Holland has designed and implemented several distributed operating infrastructure platforms. These platforms provided distributed communications and large-scale system homogeneity over an Internet infrastructure in order to support enterprise-class system architectures and applications. He has also worked with major customers of various enterprises to design and implement breakthrough computing designs. For example, he designed the prototype CPU sharing architecture for the initial Shuttle Mission Simulator for NASA at Johnson's Space Center in the early 1970s.    
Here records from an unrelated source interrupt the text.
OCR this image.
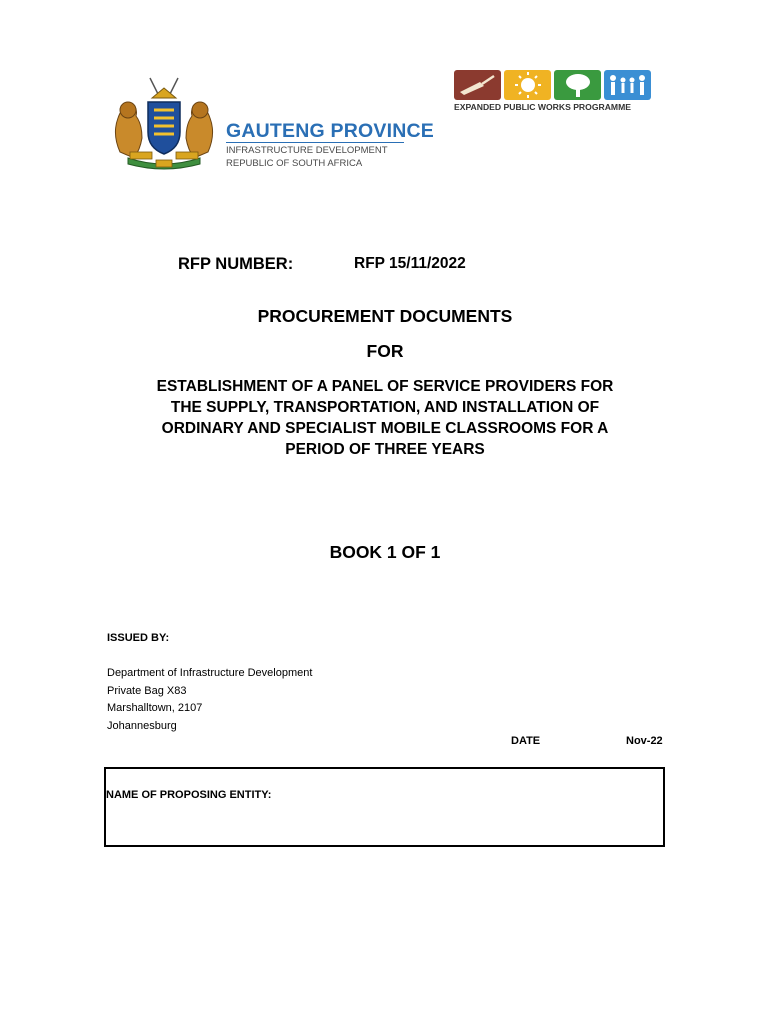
GAUTENG PROVINCE
INFRASTRUCTURE DEVELOPMENT
REPUBLIC OF SOUTH AFRICA
EXPANDED PUBLIC WORKS PROGRAMME
RFP NUMBER:	RFP 15/11/2022
PROCUREMENT DOCUMENTS
FOR
ESTABLISHMENT OF A PANEL OF SERVICE PROVIDERS FOR
THE SUPPLY, TRANSPORTATION, AND INSTALLATION OF
ORDINARY AND SPECIALIST MOBILE CLASSROOMS FOR A
PERIOD OF THREE YEARS
BOOK 1 OF 1
ISSUED BY:
Department of Infrastructure Development
Private Bag X83
Marshalltown, 2107
Johannesburg
DATE	Nov-22
NAME OF PROPOSING ENTITY:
In the past decade, Holland worked on data center automation and cloud computing as principle engineer at Sun Microsystems. It became clear to him that large-scale enterprise and scientific computing operation centers were at risk of becoming too complex to be managed and evolved by human actors. This realization sent Holland on a search for system architectures that could achieve sustainability on their own. He saw the need for self-organizing, adaptive and self-sustaining system designs. This quest led him to dynamical systems theories, complex adaptive system theories and, in particular, nonlinear dynamics.


Holland then joined NuTech Solutions as vice president, product development and software engineering. There, he led the research to move mathematical modeling beyond the workstation and to integrate it directly with the information infrastructure of the scientific or business enterprise in a collaborative modeling environment.


This work led Holland to return to his quest to understand the inner workings of self-organizing, adaptive and self-sustaining system organization. But this time, he sought a mathematical foundation for these kinds of systems – and was led to the formulation of OCS as a stochastic dynamical complex adaptive systems theory.


In 2007, Holland met Bob Eisenstein, a nuclear and particle physicist, president emeritus of the Santa Fe Institute and senior alumnus of the National Science Foundation. Bob subsequently became interested in the work and encouraged Holland to pursue its development into a full-fledged dynamical systems theory. Since then, Bob has provided significant feedback, ideas, comments, suggestions and, especially, encouragement to Holland in the pursuit of this work.